In order to produce that video, Weaver said had to write three paragraphs into the prompt.
“Those social media videos, TikTok videos, Facebook videos that are going around at this time, it looks so realistic,” Kevin Matthe Caramancion, a misinformation researcher, told SAN.
Abd-Almageed said that while this incident didn’t do any real harm, it could in the future.
“If this has not been a joke, if this is something that has to do with politics or the stock market or terrorism or something like that; people have this tendency to believe any visual information right away,” Abd-Almageed said.
Fighting the deception
Both experts we spoke with showed optimism that humans will have tools to fight back against AI deception.

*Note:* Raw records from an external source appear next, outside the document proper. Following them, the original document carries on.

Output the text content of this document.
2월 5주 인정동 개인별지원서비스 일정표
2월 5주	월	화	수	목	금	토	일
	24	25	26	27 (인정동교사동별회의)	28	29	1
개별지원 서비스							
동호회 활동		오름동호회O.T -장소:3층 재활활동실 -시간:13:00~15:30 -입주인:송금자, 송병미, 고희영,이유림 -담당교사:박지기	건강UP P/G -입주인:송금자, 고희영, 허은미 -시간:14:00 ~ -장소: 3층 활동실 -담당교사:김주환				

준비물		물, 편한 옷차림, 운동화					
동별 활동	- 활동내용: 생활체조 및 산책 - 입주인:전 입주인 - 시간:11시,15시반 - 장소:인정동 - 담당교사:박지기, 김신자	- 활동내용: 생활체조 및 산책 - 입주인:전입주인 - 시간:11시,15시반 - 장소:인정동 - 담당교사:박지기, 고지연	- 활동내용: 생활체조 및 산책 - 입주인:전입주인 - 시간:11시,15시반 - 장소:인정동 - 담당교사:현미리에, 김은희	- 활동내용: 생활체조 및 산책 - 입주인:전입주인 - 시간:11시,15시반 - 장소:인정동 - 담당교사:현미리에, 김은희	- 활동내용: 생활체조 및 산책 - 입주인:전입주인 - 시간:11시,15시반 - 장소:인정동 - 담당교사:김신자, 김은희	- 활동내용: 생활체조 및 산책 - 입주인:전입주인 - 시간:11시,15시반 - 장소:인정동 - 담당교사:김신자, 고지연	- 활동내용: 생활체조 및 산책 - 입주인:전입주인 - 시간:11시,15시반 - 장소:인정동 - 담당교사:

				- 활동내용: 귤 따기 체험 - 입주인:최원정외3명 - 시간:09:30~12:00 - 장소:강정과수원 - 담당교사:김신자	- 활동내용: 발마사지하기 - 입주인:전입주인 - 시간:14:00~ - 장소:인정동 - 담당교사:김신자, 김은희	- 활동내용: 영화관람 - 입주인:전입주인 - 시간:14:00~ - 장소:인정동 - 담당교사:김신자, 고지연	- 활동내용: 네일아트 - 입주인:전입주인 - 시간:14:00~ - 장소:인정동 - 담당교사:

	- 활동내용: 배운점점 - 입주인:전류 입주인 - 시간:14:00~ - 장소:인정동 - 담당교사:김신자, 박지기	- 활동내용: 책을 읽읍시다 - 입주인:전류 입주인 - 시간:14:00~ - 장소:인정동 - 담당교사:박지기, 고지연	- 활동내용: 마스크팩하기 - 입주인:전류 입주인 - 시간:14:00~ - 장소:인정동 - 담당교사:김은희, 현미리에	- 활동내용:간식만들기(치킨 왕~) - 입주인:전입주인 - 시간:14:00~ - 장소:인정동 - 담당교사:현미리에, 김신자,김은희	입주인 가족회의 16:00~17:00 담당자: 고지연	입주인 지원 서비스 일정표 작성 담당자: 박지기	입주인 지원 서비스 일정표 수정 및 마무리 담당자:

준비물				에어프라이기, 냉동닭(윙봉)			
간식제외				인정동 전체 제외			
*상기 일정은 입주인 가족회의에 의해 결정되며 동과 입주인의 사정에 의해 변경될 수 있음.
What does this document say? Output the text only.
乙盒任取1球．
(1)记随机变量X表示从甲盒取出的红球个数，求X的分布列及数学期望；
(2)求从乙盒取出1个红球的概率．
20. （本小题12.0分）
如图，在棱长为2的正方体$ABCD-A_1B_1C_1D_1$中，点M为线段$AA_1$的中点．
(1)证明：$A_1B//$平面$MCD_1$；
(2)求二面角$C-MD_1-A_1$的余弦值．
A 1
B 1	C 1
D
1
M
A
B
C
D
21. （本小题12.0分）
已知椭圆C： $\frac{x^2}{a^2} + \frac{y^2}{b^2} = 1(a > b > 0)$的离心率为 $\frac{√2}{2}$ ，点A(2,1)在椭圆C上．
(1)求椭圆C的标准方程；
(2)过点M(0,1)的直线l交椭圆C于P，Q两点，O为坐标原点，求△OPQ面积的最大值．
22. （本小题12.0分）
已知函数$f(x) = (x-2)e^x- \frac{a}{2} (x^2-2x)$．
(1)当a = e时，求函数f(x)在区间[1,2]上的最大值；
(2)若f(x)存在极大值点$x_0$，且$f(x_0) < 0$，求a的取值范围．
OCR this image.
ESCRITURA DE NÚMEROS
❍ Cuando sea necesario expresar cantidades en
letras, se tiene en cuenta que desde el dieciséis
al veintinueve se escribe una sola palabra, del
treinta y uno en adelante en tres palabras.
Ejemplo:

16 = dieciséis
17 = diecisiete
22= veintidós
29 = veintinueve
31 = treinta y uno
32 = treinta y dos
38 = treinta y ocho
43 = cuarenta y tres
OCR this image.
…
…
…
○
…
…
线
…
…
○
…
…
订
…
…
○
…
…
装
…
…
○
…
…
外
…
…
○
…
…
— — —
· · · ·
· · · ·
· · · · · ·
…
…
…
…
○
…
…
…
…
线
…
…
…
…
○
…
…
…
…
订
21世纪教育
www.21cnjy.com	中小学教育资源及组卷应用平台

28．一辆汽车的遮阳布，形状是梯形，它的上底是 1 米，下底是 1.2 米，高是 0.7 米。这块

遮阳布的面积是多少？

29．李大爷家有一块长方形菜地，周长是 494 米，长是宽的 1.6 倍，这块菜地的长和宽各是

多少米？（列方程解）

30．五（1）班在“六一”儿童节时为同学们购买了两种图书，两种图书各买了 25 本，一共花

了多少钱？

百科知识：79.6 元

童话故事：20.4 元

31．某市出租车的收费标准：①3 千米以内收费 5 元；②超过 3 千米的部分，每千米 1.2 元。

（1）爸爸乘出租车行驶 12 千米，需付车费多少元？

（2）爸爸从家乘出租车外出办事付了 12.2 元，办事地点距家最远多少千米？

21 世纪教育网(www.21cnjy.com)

“AI will continue improving,” Abd-Almageed said. “Meanwhile, people on my side of the aisle, people in the detection community, we will also keep improving our tools.”
Those tools often come from the same place.
“The verification tools that we have to recognize, to detect if content is generated by AI is harnessing power from the same architecture that actually produces the AI,” Caramancion said.
Abd-Almageed said his team is releasing a new deepfake detection tool next month, the third generation of that tool.
“There will always be this sort of arms race, this cat and mouse game between people who generate deep fakes and people who detect deep fakes,” Abd-Almageed said.
While those tools can be useful, it’s still up to people to verify what they’re seeing.
“There is always going to be a need for humans to verify whatever news content,” Caramancion said. “It actually works on both ends of the spectrum, the news content poster and also the human news consumer.”
The other option the experts pointed to is relying on social networks detecting AI-generated content.
“By flagging content, social networks will be able to slow down the visceral effect, slow down the notion that seeing is believing,” Abd-Almageed said. “If anybody had looked at this car racing video with a little flag next to it saying this is AI generated, it probably wouldn’t have appeared on NBC.”
However, that’s not happening very often. A recent report from The Washington Post found that only 1-in-8 social media sites flagged an uploaded AI video as not real.
“The solution to addressing this visual misinformation problem is not just a technology issue, it’s a marriage between technology and regulation,” Abd-Almageed said.